Individually quick frozen for freshness, form, and taste

Freezer raspberries

Most of us modern people of course lack the time and energy for contemplative strolling through local farmers’ markets, with intensive snooping and assessment of goods on display. As a rule, we rush through the supermarket to get home on time. No wonder that convenience foods such as deep-frozen products are gaining in popularity. Consumers especially like to reach for frozen vegetables: their deep-freeze storage at home is full of peas, beans, cauliflower, and the like. Deep-frozen vegetables do not need tedious cleaning or cutting. But, beyond convenience, these frozen products offer top quality and great vitamin content. In addition, it couldn’t be easier to stock up for the coming days and weeks. Frozen goods can also be particularly easily portioned, for small or large appetites. This likewise makes it simple to sensibly manage valuable foods and to prevent wastage. To ensure that the customer can enjoy precisely these benefits, this means that vegetables should lie loose as “bulk goods” in their packages and not stick together. Toward this end, GEA IQF (individually quick frozen) tunnel freezers are effective for all kind of vegetables and herbs. Gentle product agitation together with efficient heat transfer are key elements to assure product quality all along chilling and freezing processes. Our customer Bonduelle in Estrées, France, for example, counts on the “individualizing” features of the IQF process. Bonduelle freezes and processes 35 metric tons of vegetables – every hour. At this plant, GEA has equipped three mutually autonomous machine rooms, each with four high-performance screw compressors, including economizers. The plant also operates one IQF freezer (10 t / h) as well as three spiral freezers (each with 2.5 t / h) – all from GEA. Spiral freezers transport the products on an endless conveyor belt through various levels from the bottom upward. These freezers literally carry their weight when the products are relatively heavy or even packaged. One decisive benefit of this technique: a lot of output on a small footprint.
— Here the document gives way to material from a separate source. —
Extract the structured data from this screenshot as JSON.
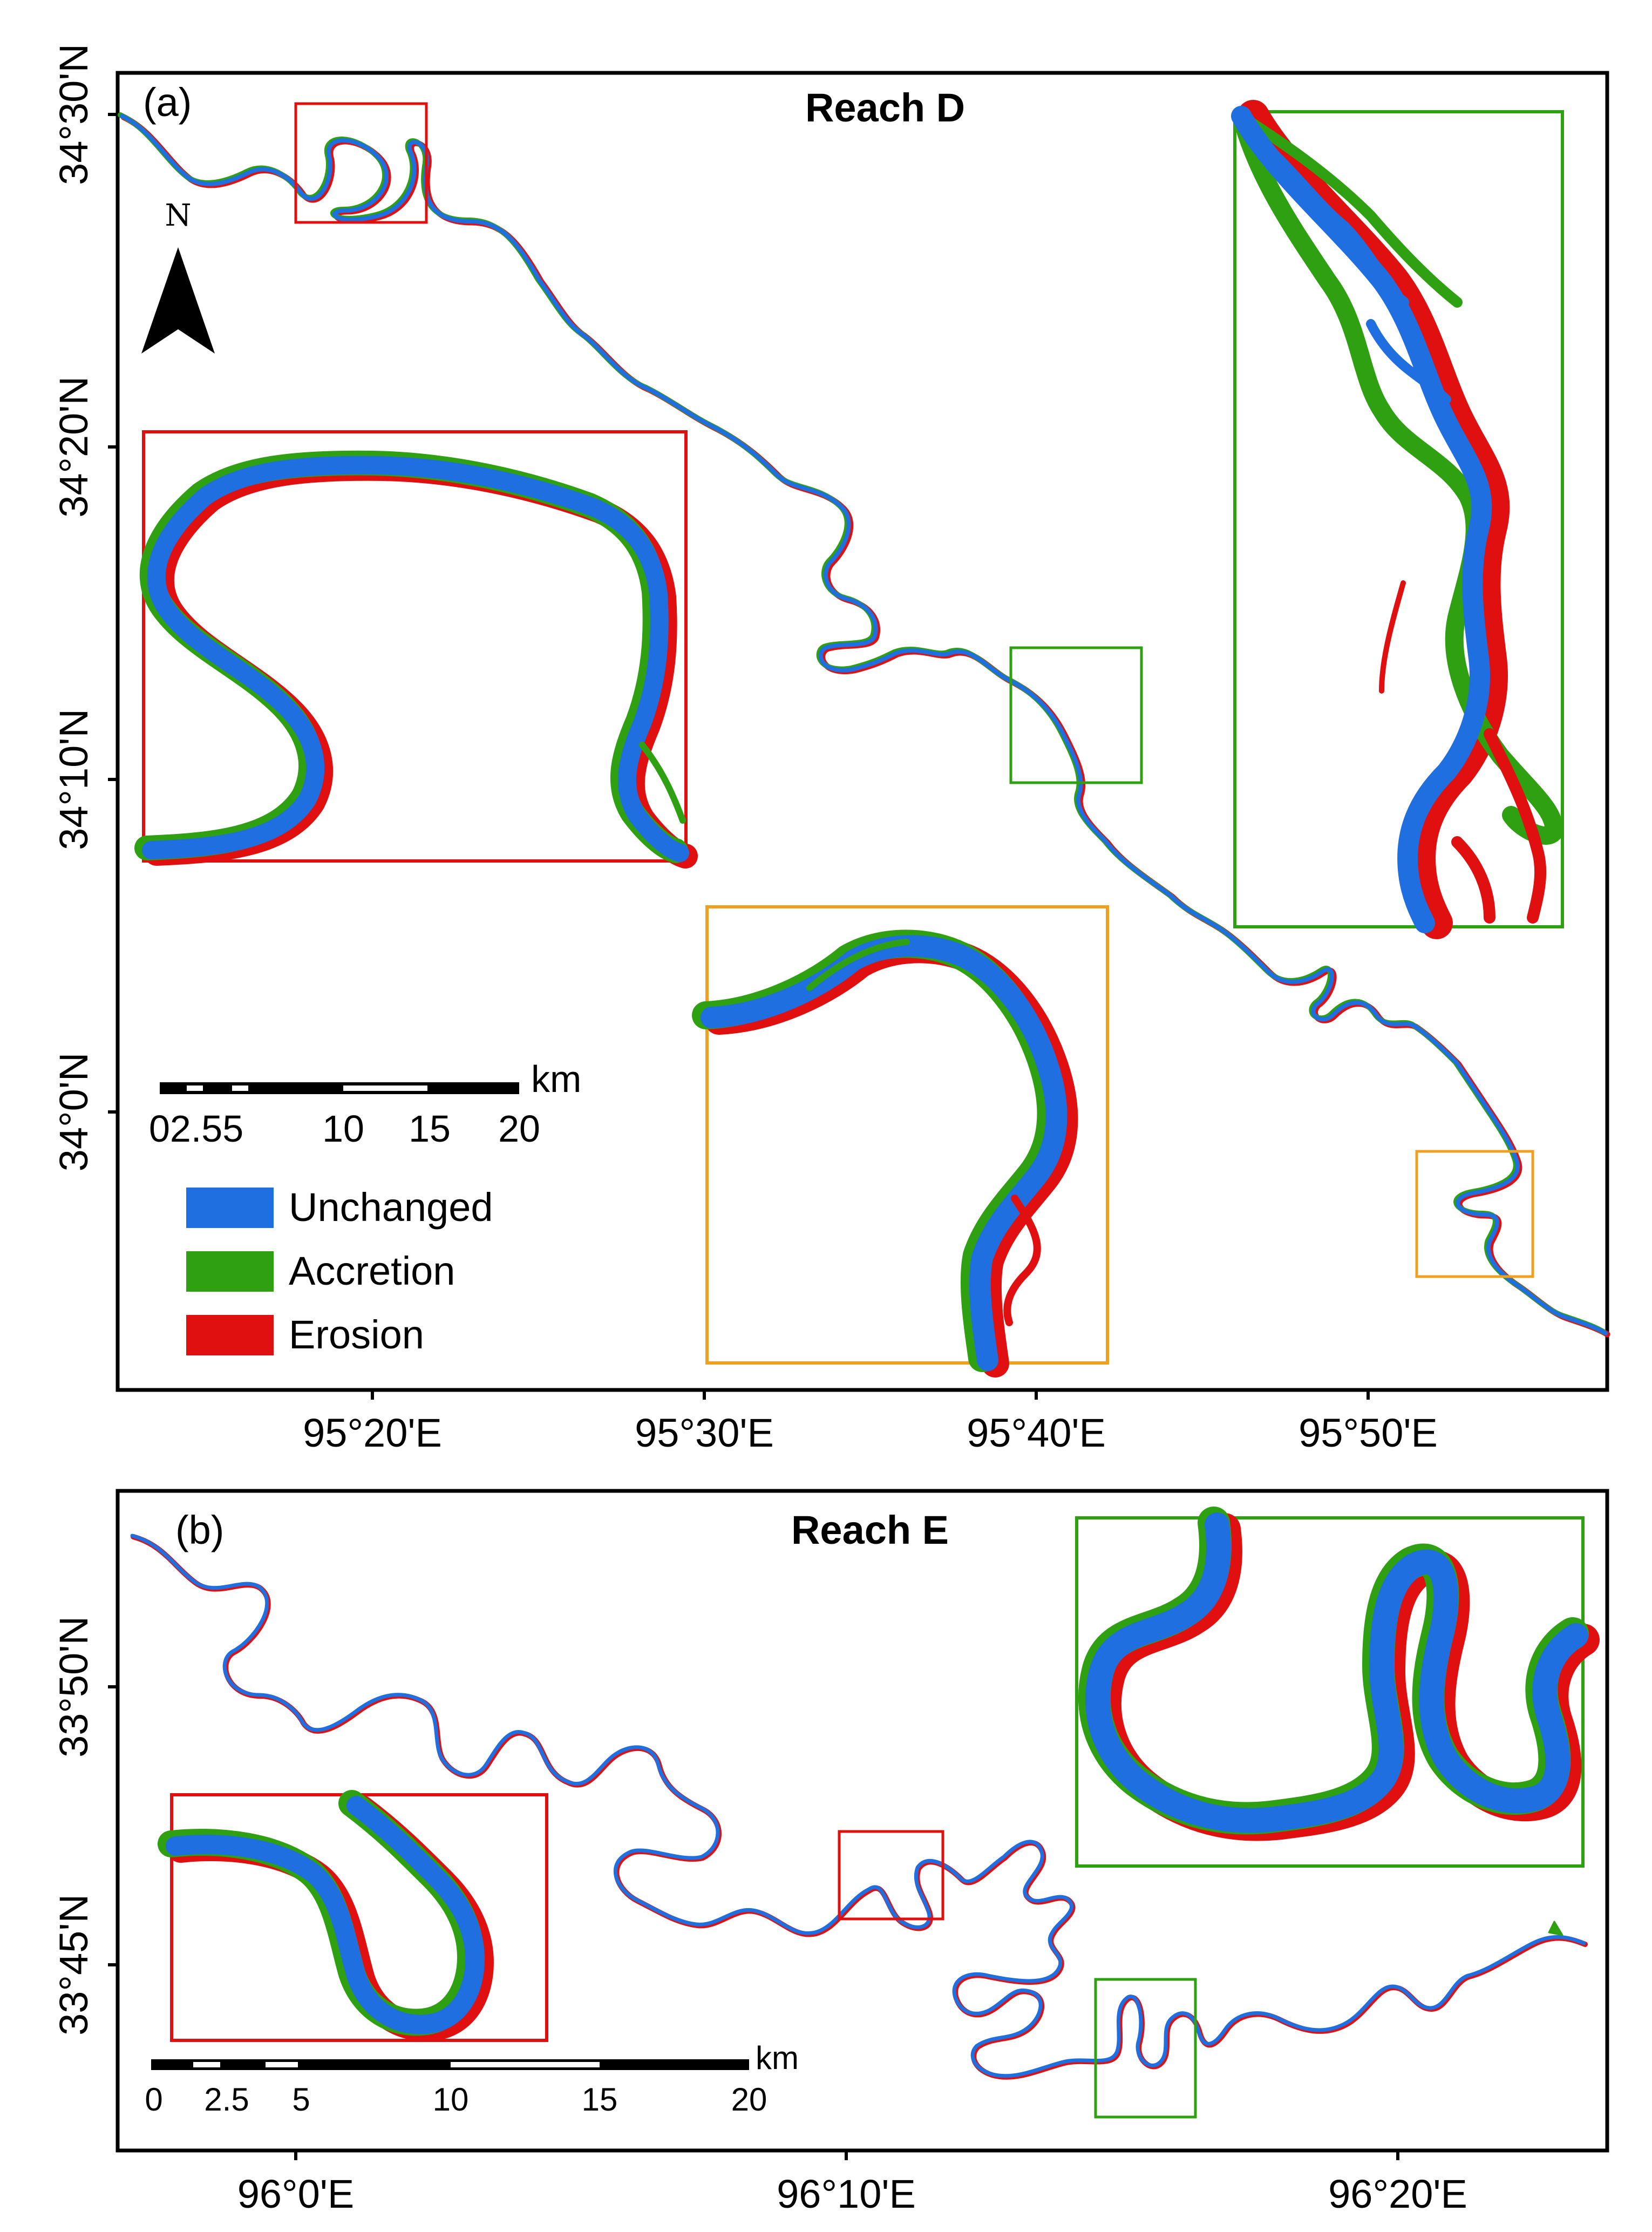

Crusting before freezing for delicate fruit

Purchasing of fresh fruit can demand a lot from even experienced shoppers. A lovely, glowing skin often conceals flavorless and watery aroma. Sometimes overripe fruit falls victim to fruit flies. Next time we shop, we feel wiser and pick out unripe and hard fruit and let them ripen at home. But then we find that storage conditions at home promote the immediate development from underripe to rotten produce. Discouraged by such experience, more and more customers are helping themselves to the deep freeze at supermarkets – and are not disappointed. Advanced quick-freezing makes this possible. Manufacturers wash, cut, and pit sweet fruits and freeze them in the perfect stage of “eating ripeness”. Refrigeration halts metabolism, the fruit does not ripen, and the customer can enjoy the preserved, delicious taste without trouble and tedium. In the design of freezer systems at GEA, pleasing the palate is of course not the only concern: the customer can depend on the preservation of “inner values” such as vitamins. With the very popular berries, for example, it is primarily the antioxidative effects that protect human tissue shells from damage – effects not impaired by industrial freezing. Freezing of course takes place under careful observance of relevant standards of food and beverage hygiene.

As with peas and other vegetables, IQF quality is paramount with fruits as well. It is essentially this emphasis that ensures that the products enter the market as first-class bulk items, and that the consumer can take individual quantities, and even individual berries. Quick crusting before freezing is highly effective for fruits. Very delicate produce such as raspberries are frozen in two steps. Raspberries are crusted in a unique impingement freezer, followed by freezing finish. The quick-crusting step process takes place at high velocity, with top and bottom air jets for high heat transfer and no product movement on the belt conveyor. Only very small ice crystals are produced inside the product. When the fruit thaws, the cell structure remains extensively undamaged, so that even fruits with delicate structure and high water content retain their form and consistency. In addition, this solution – recently developed by GEA – offers significant energy savings in comparison to conventional cryogenic systems. It effectively preserves the color, flavor, shape, and nutritive value of these tender fruits. The crusting and freezing process is applicable to most produce in the berry family.